Failure in Washington to reach a deal on the debt ceiling would force millions of senior citizens to contemplate a harsh new reality: Social Security checks not arriving on time.
And the longer the U.S. government is unable to borrow, the later those checks will be.
"I paid in for 53 years, and I saw that as insurance for when I had to use it," said Bob Geyen, 68, a retired teacher and school administrator from Shakopee. "It's just senseless what they're doing."
The U.S. Treasury has two big Social Security benefits payments due in the next three weeks — $12 billion on Oct. 23 and $25 billion on Nov. 1.
But if Congress and the White House cannot reach an agreement to raise the debt ceiling, the government will start running short of cash to pay its bills.

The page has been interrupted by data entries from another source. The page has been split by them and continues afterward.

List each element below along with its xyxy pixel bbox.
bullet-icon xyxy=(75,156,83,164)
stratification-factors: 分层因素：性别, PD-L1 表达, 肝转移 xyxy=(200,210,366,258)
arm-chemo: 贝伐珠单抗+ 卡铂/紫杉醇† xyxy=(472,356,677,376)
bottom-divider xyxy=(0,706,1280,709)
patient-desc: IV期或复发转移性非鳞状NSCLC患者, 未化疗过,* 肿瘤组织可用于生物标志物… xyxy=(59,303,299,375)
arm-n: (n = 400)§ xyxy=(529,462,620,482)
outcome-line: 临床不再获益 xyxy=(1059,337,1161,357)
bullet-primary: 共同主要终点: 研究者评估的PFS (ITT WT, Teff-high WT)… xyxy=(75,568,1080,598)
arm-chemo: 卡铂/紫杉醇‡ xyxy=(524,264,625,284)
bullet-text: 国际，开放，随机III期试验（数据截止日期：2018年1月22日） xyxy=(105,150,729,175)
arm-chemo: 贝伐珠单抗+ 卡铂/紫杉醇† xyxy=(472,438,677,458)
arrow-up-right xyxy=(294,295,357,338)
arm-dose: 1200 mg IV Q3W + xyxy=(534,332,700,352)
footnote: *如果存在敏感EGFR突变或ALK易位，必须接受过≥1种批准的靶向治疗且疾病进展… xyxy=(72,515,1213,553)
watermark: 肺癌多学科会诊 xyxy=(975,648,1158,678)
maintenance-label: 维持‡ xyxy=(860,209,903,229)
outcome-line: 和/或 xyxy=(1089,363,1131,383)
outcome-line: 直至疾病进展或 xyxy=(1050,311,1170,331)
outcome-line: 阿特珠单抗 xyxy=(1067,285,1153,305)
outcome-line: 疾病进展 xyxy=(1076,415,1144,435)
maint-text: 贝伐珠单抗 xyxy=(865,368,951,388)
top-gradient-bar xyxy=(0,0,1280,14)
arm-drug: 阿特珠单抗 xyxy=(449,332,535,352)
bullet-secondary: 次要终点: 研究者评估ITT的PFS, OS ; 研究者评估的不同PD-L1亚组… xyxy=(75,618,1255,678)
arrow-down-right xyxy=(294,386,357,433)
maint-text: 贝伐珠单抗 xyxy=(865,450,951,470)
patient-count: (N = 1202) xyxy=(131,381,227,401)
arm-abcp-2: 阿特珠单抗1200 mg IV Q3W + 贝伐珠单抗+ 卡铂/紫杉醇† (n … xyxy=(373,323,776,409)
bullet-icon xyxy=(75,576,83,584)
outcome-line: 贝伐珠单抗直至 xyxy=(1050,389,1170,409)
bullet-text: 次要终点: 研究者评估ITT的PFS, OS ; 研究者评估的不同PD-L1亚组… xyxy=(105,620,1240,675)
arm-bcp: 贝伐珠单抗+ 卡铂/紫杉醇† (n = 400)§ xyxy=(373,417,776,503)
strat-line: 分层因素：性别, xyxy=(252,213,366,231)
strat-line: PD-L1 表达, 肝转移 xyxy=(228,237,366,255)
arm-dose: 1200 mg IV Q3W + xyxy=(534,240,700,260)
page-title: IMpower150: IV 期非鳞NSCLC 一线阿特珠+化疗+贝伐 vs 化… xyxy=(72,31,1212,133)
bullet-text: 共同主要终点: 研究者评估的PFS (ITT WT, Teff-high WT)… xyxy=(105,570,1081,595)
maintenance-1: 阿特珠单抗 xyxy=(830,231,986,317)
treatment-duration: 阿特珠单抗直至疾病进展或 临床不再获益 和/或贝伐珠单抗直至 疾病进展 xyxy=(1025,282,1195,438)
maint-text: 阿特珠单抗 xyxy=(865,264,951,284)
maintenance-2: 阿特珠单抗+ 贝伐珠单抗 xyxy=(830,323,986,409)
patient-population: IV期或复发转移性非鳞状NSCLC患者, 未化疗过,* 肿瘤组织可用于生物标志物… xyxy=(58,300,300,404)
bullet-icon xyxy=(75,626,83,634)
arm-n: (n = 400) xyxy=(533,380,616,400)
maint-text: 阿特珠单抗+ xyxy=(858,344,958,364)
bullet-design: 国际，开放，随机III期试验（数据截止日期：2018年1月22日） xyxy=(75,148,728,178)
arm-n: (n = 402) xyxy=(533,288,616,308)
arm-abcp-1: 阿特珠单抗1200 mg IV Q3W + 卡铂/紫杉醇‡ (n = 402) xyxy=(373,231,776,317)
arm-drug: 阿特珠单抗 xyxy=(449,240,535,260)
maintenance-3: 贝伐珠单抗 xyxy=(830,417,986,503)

"They'll be short about a third of the dollars that they need to fund the federal government ongoing," said Jay Kiedrowski, a professor at the University of Minnesota's Humphrey School of Public Affairs.
The Treasury Department has argued for weeks that for technical and logistical reasons, it cannot pick and choose which bills to pay, since its cash flow varies each day.
It may be able to prioritize payments on the nation's debt to avoid a default, but all other bills would simply be delayed, said Paul Van de Water, a fellow at the Center on Budget and Policy Priorities.